Go ahead - sig test happen here as well, so why not poll tests?


----------



## Upper_Krust (Feb 24, 2002)

*Re: Re: I'm guilty, and a question*

Hi Darkness mate! 



			
				Darkness said:
			
		

> *Thanks! And I'll close the old thread now.  *




Cheers mate! 

Probably for the best, although it seemed everyone was abiding by my 'verbal' decision to end the thread.



			
				Darkness said:
			
		

> *Go ahead - sig test happen here as well, so why not poll tests?  *




Thanks! In the _interim_ I have read about polls in the FAQ so I am confident enough of getting it right...but I suppose it wouldn't hurt any to have a test run!


----------



## Umbran (Feb 26, 2002)

Psionicist:

Putting aside your _ad hominem_ approach for the moment...

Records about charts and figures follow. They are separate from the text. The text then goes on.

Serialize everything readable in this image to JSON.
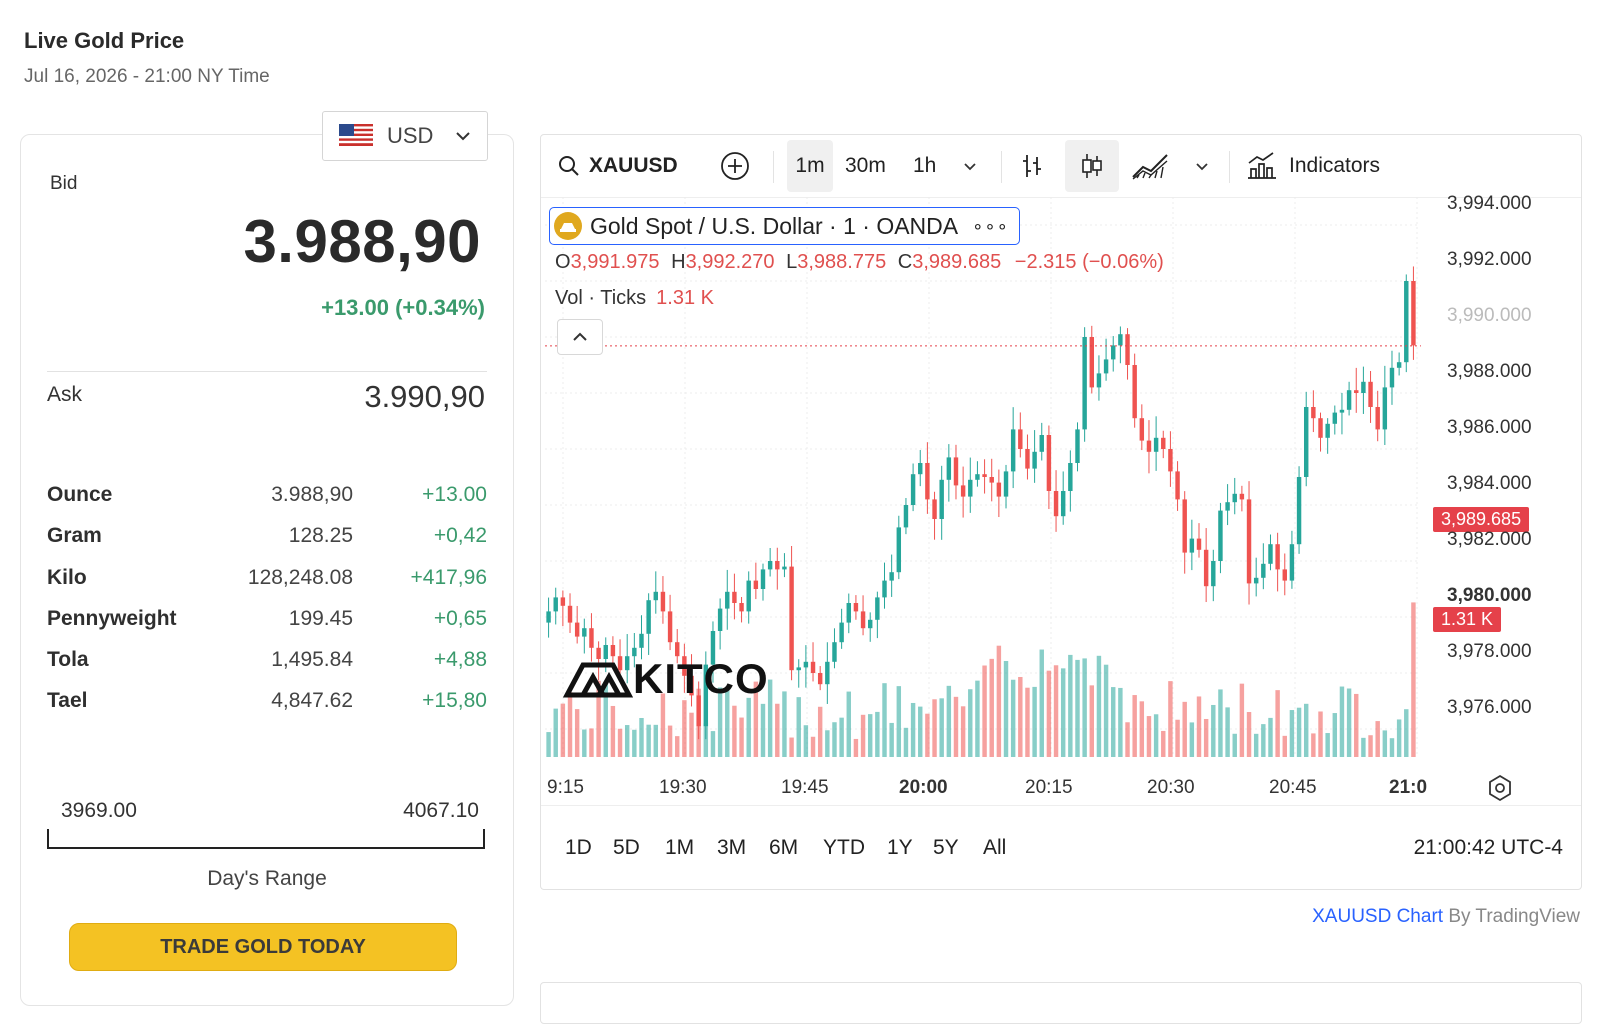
{
  "header": {
    "title": "Live Gold Price",
    "subtitle": "Jul 16, 2026 - 21:00 NY Time"
  },
  "currency": {
    "selected": "USD"
  },
  "bid": {
    "label": "Bid",
    "value": "3.988,90",
    "change": "+13.00 (+0.34%)"
  },
  "ask": {
    "label": "Ask",
    "value": "3.990,90"
  },
  "units": [
    {
      "name": "Ounce",
      "value": "3.988,90",
      "change": "+13.00"
    },
    {
      "name": "Gram",
      "value": "128.25",
      "change": "+0,42"
    },
    {
      "name": "Kilo",
      "value": "128,248.08",
      "change": "+417,96"
    },
    {
      "name": "Pennyweight",
      "value": "199.45",
      "change": "+0,65"
    },
    {
      "name": "Tola",
      "value": "1,495.84",
      "change": "+4,88"
    },
    {
      "name": "Tael",
      "value": "4,847.62",
      "change": "+15,80"
    }
  ],
  "day_range": {
    "low": "3969.00",
    "high": "4067.10",
    "label": "Day's Range"
  },
  "trade_button": "TRADE GOLD TODAY",
  "toolbar": {
    "symbol": "XAUUSD",
    "intervals": [
      "1m",
      "30m",
      "1h"
    ],
    "active_interval": "1m",
    "indicators_label": "Indicators"
  },
  "legend": {
    "title": "Gold Spot / U.S. Dollar · 1 · OANDA",
    "o_label": "O",
    "o": "3,991.975",
    "h_label": "H",
    "h": "3,992.270",
    "l_label": "L",
    "l": "3,988.775",
    "c_label": "C",
    "c": "3,989.685",
    "change": "−2.315 (−0.06%)",
    "vol_label": "Vol · Ticks",
    "vol_value": "1.31 K"
  },
  "watermark": "KITCO",
  "price_axis": [
    "3,994.000",
    "3,992.000",
    "3,988.000",
    "3,986.000",
    "3,984.000",
    "3,982.000",
    "3,980.000",
    "3,978.000",
    "3,976.000"
  ],
  "price_axis_obscured": "3,990.000",
  "current_price_tag": "3,989.685",
  "volume_tag": "1.31 K",
  "time_axis": [
    "9:15",
    "19:30",
    "19:45",
    "20:00",
    "20:15",
    "20:30",
    "20:45",
    "21:0"
  ],
  "range_buttons": [
    "1D",
    "5D",
    "1M",
    "3M",
    "6M",
    "YTD",
    "1Y",
    "5Y",
    "All"
  ],
  "clock": "21:00:42 UTC-4",
  "credit": {
    "link": "XAUUSD Chart",
    "by": "By TradingView"
  },
  "colors": {
    "up": "#26a69a",
    "down": "#ef5350",
    "accent": "#f4c223",
    "positive": "#3a9a6c",
    "brand_blue": "#2962ff"
  },
  "chart_data": {
    "type": "candlestick",
    "interval": "1m",
    "y_range": [
      3975,
      3995
    ],
    "x_range": [
      "19:15",
      "21:00"
    ],
    "last_close": 3989.685,
    "closes": [
      3980.2,
      3980.7,
      3980.4,
      3979.8,
      3979.3,
      3979.6,
      3978.9,
      3978.5,
      3979.0,
      3978.6,
      3978.1,
      3978.6,
      3978.9,
      3979.4,
      3980.6,
      3980.9,
      3980.2,
      3979.1,
      3978.6,
      3977.9,
      3977.2,
      3976.1,
      3978.3,
      3979.5,
      3980.3,
      3980.9,
      3980.5,
      3980.2,
      3981.3,
      3981.0,
      3981.7,
      3982.0,
      3981.7,
      3981.8,
      3978.1,
      3978.2,
      3978.4,
      3978.0,
      3977.6,
      3978.4,
      3979.1,
      3979.8,
      3980.5,
      3980.2,
      3979.6,
      3979.9,
      3980.7,
      3981.3,
      3981.6,
      3983.2,
      3984.0,
      3985.1,
      3985.5,
      3984.2,
      3983.5,
      3984.9,
      3985.7,
      3984.7,
      3984.3,
      3984.9,
      3985.1,
      3985.0,
      3984.8,
      3984.3,
      3985.2,
      3986.7,
      3986.0,
      3985.3,
      3985.9,
      3986.5,
      3984.5,
      3983.6,
      3984.5,
      3985.5,
      3986.7,
      3990.0,
      3988.2,
      3988.7,
      3989.2,
      3989.7,
      3990.1,
      3989.0,
      3987.1,
      3986.3,
      3985.9,
      3986.4,
      3986.0,
      3985.2,
      3984.2,
      3982.3,
      3982.8,
      3982.4,
      3981.1,
      3982.0,
      3983.8,
      3984.1,
      3984.4,
      3984.2,
      3981.2,
      3981.4,
      3981.9,
      3982.6,
      3981.7,
      3981.3,
      3982.6,
      3985.0,
      3987.5,
      3987.1,
      3986.4,
      3986.9,
      3987.3,
      3987.4,
      3988.1,
      3988.0,
      3988.4,
      3987.5,
      3986.7,
      3988.2,
      3988.9,
      3989.1,
      3992.0,
      3989.7
    ]
  }
}
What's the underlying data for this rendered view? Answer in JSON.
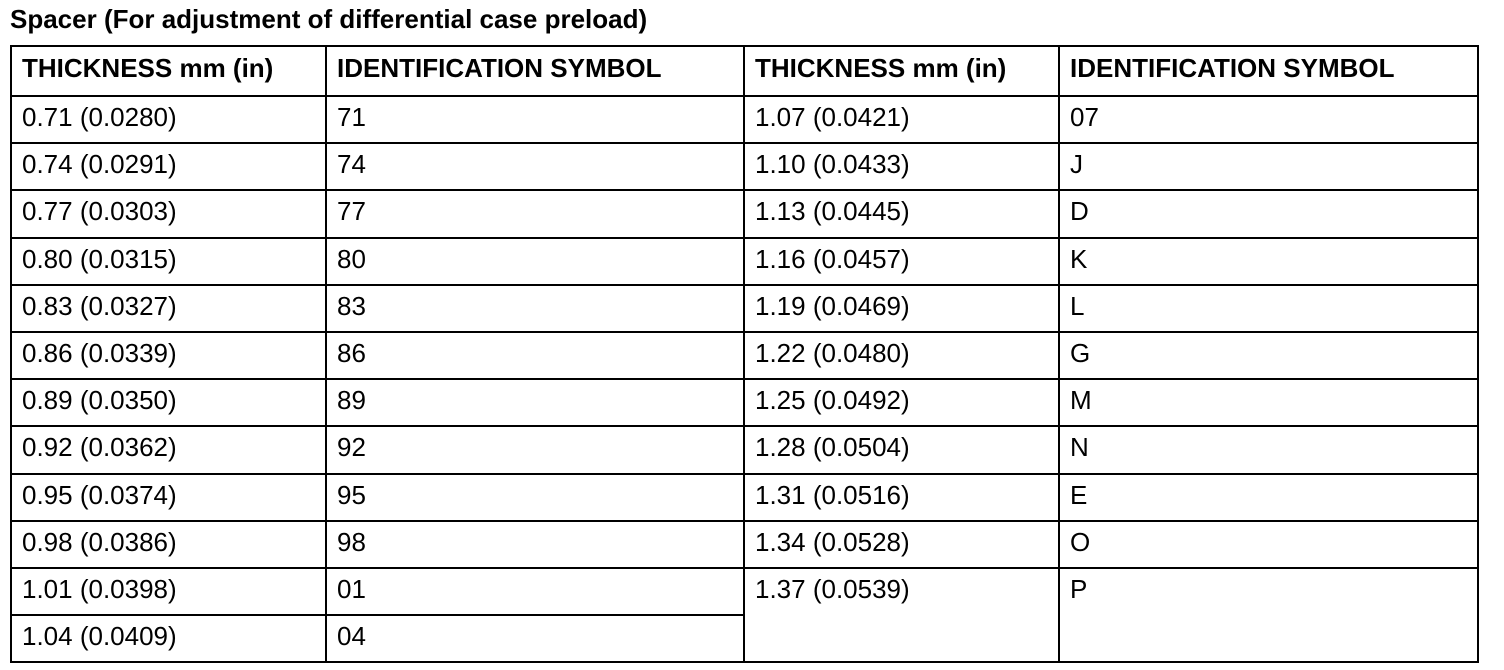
{
  "header": {
    "title": "Spacer (For adjustment of differential case preload)"
  },
  "table": {
    "headers": [
      "THICKNESS mm (in)",
      "IDENTIFICATION SYMBOL",
      "THICKNESS mm (in)",
      "IDENTIFICATION SYMBOL"
    ],
    "left_rows": [
      [
        "0.71 (0.0280)",
        "71"
      ],
      [
        "0.74 (0.0291)",
        "74"
      ],
      [
        "0.77 (0.0303)",
        "77"
      ],
      [
        "0.80 (0.0315)",
        "80"
      ],
      [
        "0.83 (0.0327)",
        "83"
      ],
      [
        "0.86 (0.0339)",
        "86"
      ],
      [
        "0.89 (0.0350)",
        "89"
      ],
      [
        "0.92 (0.0362)",
        "92"
      ],
      [
        "0.95 (0.0374)",
        "95"
      ],
      [
        "0.98 (0.0386)",
        "98"
      ],
      [
        "1.01 (0.0398)",
        "01"
      ],
      [
        "1.04 (0.0409)",
        "04"
      ]
    ],
    "right_rows": [
      [
        "1.07 (0.0421)",
        "07"
      ],
      [
        "1.10 (0.0433)",
        "J"
      ],
      [
        "1.13 (0.0445)",
        "D"
      ],
      [
        "1.16 (0.0457)",
        "K"
      ],
      [
        "1.19 (0.0469)",
        "L"
      ],
      [
        "1.22 (0.0480)",
        "G"
      ],
      [
        "1.25 (0.0492)",
        "M"
      ],
      [
        "1.28 (0.0504)",
        "N"
      ],
      [
        "1.31 (0.0516)",
        "E"
      ],
      [
        "1.34 (0.0528)",
        "O"
      ],
      [
        "1.37 (0.0539)",
        "P"
      ]
    ]
  }
}
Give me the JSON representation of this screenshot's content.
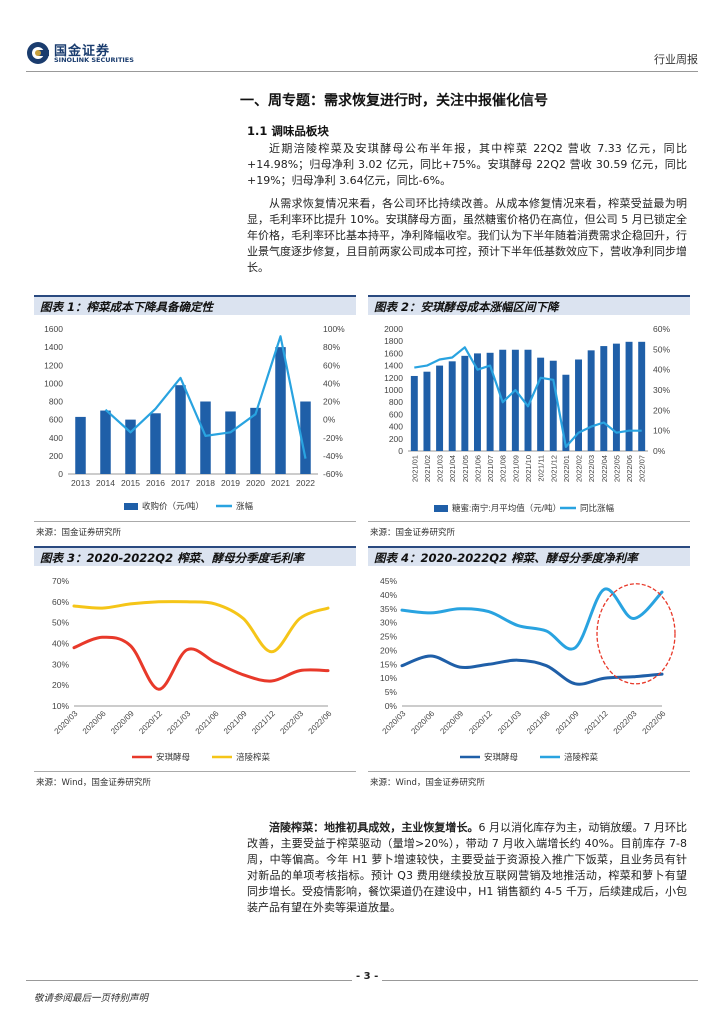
{
  "header": {
    "logo_cn": "国金证券",
    "logo_en": "SINOLINK SECURITIES",
    "report_type": "行业周报"
  },
  "section": {
    "title": "一、周专题：需求恢复进行时，关注中报催化信号",
    "subtitle": "1.1 调味品板块"
  },
  "paragraphs": {
    "p1": "近期涪陵榨菜及安琪酵母公布半年报，其中榨菜 22Q2 营收 7.33 亿元，同比+14.98%；归母净利 3.02 亿元，同比+75%。安琪酵母 22Q2 营收 30.59 亿元，同比+19%；归母净利 3.64亿元，同比-6%。",
    "p2": "从需求恢复情况来看，各公司环比持续改善。从成本修复情况来看，榨菜受益最为明显，毛利率环比提升 10%。安琪酵母方面，虽然糖蜜价格仍在高位，但公司 5 月已锁定全年价格，毛利率环比基本持平，净利降幅收窄。我们认为下半年随着消费需求企稳回升，行业景气度逐步修复，且目前两家公司成本可控，预计下半年低基数效应下，营收净利同步增长。",
    "p3_bold": "涪陵榨菜：地推初具成效，主业恢复增长。",
    "p3": "6 月以消化库存为主，动销放缓。7 月环比改善，主要受益于榨菜驱动（量增>20%），带动 7 月收入端增长约 40%。目前库存 7-8 周，中等偏高。今年 H1 萝卜增速较快，主要受益于资源投入推广下饭菜，且业务员有针对新品的单项考核指标。预计 Q3 费用继续投放互联网营销及地推活动，榨菜和萝卜有望同步增长。受疫情影响，餐饮渠道仍在建设中，H1 销售额约 4-5 千万，后续建成后，小包装产品有望在外卖等渠道放量。"
  },
  "figures": {
    "f1_title": "图表 1：榨菜成本下降具备确定性",
    "f2_title": "图表 2：安琪酵母成本涨幅区间下降",
    "f3_title": "图表 3：2020-2022Q2 榨菜、酵母分季度毛利率",
    "f4_title": "图表 4：2020-2022Q2 榨菜、酵母分季度净利率",
    "src_guojin": "来源：国金证券研究所",
    "src_wind": "来源：Wind，国金证券研究所"
  },
  "chart_data": [
    {
      "type": "bar",
      "categories": [
        "2013",
        "2014",
        "2015",
        "2016",
        "2017",
        "2018",
        "2019",
        "2020",
        "2021",
        "2022"
      ],
      "series": [
        {
          "name": "收购价（元/吨）",
          "type": "bar",
          "axis": "left",
          "values": [
            630,
            700,
            600,
            670,
            980,
            800,
            690,
            730,
            1400,
            800
          ]
        },
        {
          "name": "涨幅",
          "type": "line",
          "axis": "right",
          "values": [
            null,
            11,
            -14,
            12,
            46,
            -18,
            -14,
            6,
            92,
            -43
          ]
        }
      ],
      "ylim_left": [
        0,
        1600
      ],
      "yticks_left": [
        "0",
        "200",
        "400",
        "600",
        "800",
        "1000",
        "1200",
        "1400",
        "1600"
      ],
      "ylim_right": [
        -60,
        100
      ],
      "yticks_right": [
        "-60%",
        "-40%",
        "-20%",
        "0%",
        "20%",
        "40%",
        "60%",
        "80%",
        "100%"
      ],
      "colors": {
        "bar": "#1f5fa8",
        "line": "#29a3e0"
      },
      "legend": "bottom"
    },
    {
      "type": "bar",
      "categories": [
        "2021/01",
        "2021/02",
        "2021/03",
        "2021/04",
        "2021/05",
        "2021/06",
        "2021/07",
        "2021/08",
        "2021/09",
        "2021/10",
        "2021/11",
        "2021/12",
        "2022/01",
        "2022/02",
        "2022/03",
        "2022/04",
        "2022/05",
        "2022/06",
        "2022/07"
      ],
      "series": [
        {
          "name": "糖蜜:南宁:月平均值（元/吨）",
          "type": "bar",
          "axis": "left",
          "values": [
            1230,
            1300,
            1400,
            1470,
            1560,
            1600,
            1610,
            1660,
            1660,
            1660,
            1530,
            1480,
            1250,
            1500,
            1650,
            1720,
            1760,
            1790,
            1790
          ]
        },
        {
          "name": "同比涨幅",
          "type": "line",
          "axis": "right",
          "values": [
            41,
            42,
            45,
            46,
            51,
            40,
            42,
            24,
            30,
            22,
            36,
            35,
            2,
            9,
            12,
            14,
            9,
            10,
            10
          ]
        }
      ],
      "ylim_left": [
        0,
        2000
      ],
      "yticks_left": [
        "0",
        "200",
        "400",
        "600",
        "800",
        "1000",
        "1200",
        "1400",
        "1600",
        "1800",
        "2000"
      ],
      "ylim_right": [
        0,
        60
      ],
      "yticks_right": [
        "0%",
        "10%",
        "20%",
        "30%",
        "40%",
        "50%",
        "60%"
      ],
      "colors": {
        "bar": "#1f5fa8",
        "line": "#29a3e0"
      },
      "legend": "bottom"
    },
    {
      "type": "line",
      "categories": [
        "2020/03",
        "2020/06",
        "2020/09",
        "2020/12",
        "2021/03",
        "2021/06",
        "2021/09",
        "2021/12",
        "2022/03",
        "2022/06"
      ],
      "series": [
        {
          "name": "安琪酵母",
          "values": [
            38,
            43,
            39,
            18,
            37,
            31,
            25,
            22,
            27,
            27
          ]
        },
        {
          "name": "涪陵榨菜",
          "values": [
            58,
            57,
            59,
            60,
            60,
            59,
            52,
            36,
            52,
            57
          ]
        }
      ],
      "ylim": [
        10,
        70
      ],
      "yticks": [
        "10%",
        "20%",
        "30%",
        "40%",
        "50%",
        "60%",
        "70%"
      ],
      "colors": {
        "安琪酵母": "#e8392a",
        "涪陵榨菜": "#f5c518"
      },
      "legend": "bottom"
    },
    {
      "type": "line",
      "categories": [
        "2020/03",
        "2020/06",
        "2020/09",
        "2020/12",
        "2021/03",
        "2021/06",
        "2021/09",
        "2021/12",
        "2022/03",
        "2022/06"
      ],
      "series": [
        {
          "name": "安琪酵母",
          "values": [
            14.5,
            18,
            14,
            15,
            16.5,
            14.5,
            8,
            10,
            10.5,
            11.5
          ]
        },
        {
          "name": "涪陵榨菜",
          "values": [
            34.5,
            33.5,
            35,
            34,
            29,
            27,
            21,
            42,
            31.5,
            41
          ]
        }
      ],
      "ylim": [
        0,
        45
      ],
      "yticks": [
        "0%",
        "5%",
        "10%",
        "15%",
        "20%",
        "25%",
        "30%",
        "35%",
        "40%",
        "45%"
      ],
      "colors": {
        "安琪酵母": "#1f5fa8",
        "涪陵榨菜": "#29a3e0"
      },
      "highlight": "circle on 2021/12-2022/06",
      "legend": "bottom"
    }
  ],
  "footer": {
    "page": "- 3 -",
    "note": "敬请参阅最后一页特别声明"
  }
}
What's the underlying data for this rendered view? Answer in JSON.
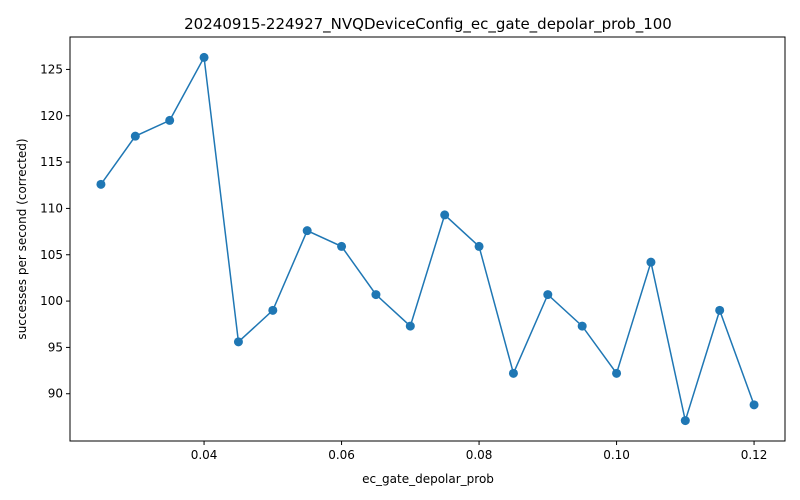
{
  "chart_data": {
    "type": "line",
    "title": "20240915-224927_NVQDeviceConfig_ec_gate_depolar_prob_100",
    "xlabel": "ec_gate_depolar_prob",
    "ylabel": "successes per second (corrected)",
    "xlim": [
      0.0205,
      0.1245
    ],
    "ylim": [
      84.9,
      128.5
    ],
    "xticks": [
      0.04,
      0.06,
      0.08,
      0.1,
      0.12
    ],
    "xtick_labels": [
      "0.04",
      "0.06",
      "0.08",
      "0.10",
      "0.12"
    ],
    "yticks": [
      90,
      95,
      100,
      105,
      110,
      115,
      120,
      125
    ],
    "ytick_labels": [
      "90",
      "95",
      "100",
      "105",
      "110",
      "115",
      "120",
      "125"
    ],
    "grid": false,
    "marker": "circle",
    "color": "#1f77b4",
    "series": [
      {
        "x": [
          0.025,
          0.03,
          0.035,
          0.04,
          0.045,
          0.05,
          0.055,
          0.06,
          0.065,
          0.07,
          0.075,
          0.08,
          0.085,
          0.09,
          0.095,
          0.1,
          0.105,
          0.11,
          0.115,
          0.12
        ],
        "y": [
          112.6,
          117.8,
          119.5,
          126.3,
          95.6,
          99.0,
          107.6,
          105.9,
          100.7,
          97.3,
          109.3,
          105.9,
          92.2,
          100.7,
          97.3,
          92.2,
          104.2,
          87.1,
          99.0,
          88.8
        ]
      }
    ]
  }
}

Correct me if I'm wrong, but I wasn't under the impression that you personally did the configurations for this server.  If you did, fine, then I'll accept that you are right.  However, if you didn't, then the fact that you can get it to run as you say is irrelevant.  The fact that it can be done perfectly doesn't prove it _was_ done perfectly.  

I don't doub that vBulletin can run perfectly.  I don't doubt that you can get it to do so.  Your contention is that the _only_ way for it to run is perfectly, and that I serously doubt.  You have given no actual evidence to dispel that doubt.  

Now, about your approach...

You opened your post by naming me one of an unspecified "Them" for an unspecified reason.  That is clearly _ad hominem_ - attacking the person rather than the actual points.  Similarly for telling me what I do or don't know how to do before you actually ask.  A naive reader may fall for this tactic, but in actuality you give no supportive facts to your claims in doing so.  Rather than actually discuss the topic, you dismiss and belittle.  In general, it's a shabby way to treat another board member.

Compare this to my roommate who makes top dollar designing complicated web sites and applications.  Before I posted, he treated me like an intelligent, rational human being, and gave me an hour and a half tutorial on how Windows servers and vBulletin operate and a number of ways things could go wrong.

I have two conflicting opinions - one from someone who was rude, and grandstanding, another from someone who actually discussed the matter and gave support other than an authoritative, "I say so".   Sorry, Psionicist, but you lose.   

I don't know what caused the observed problems, but I do know that you have completely failed to convince me that configuration could not be the culprit.  You will continue to fail to convince me so long as you continue using your current methods of "discussion".  I have nothing further to say on the matter.


----------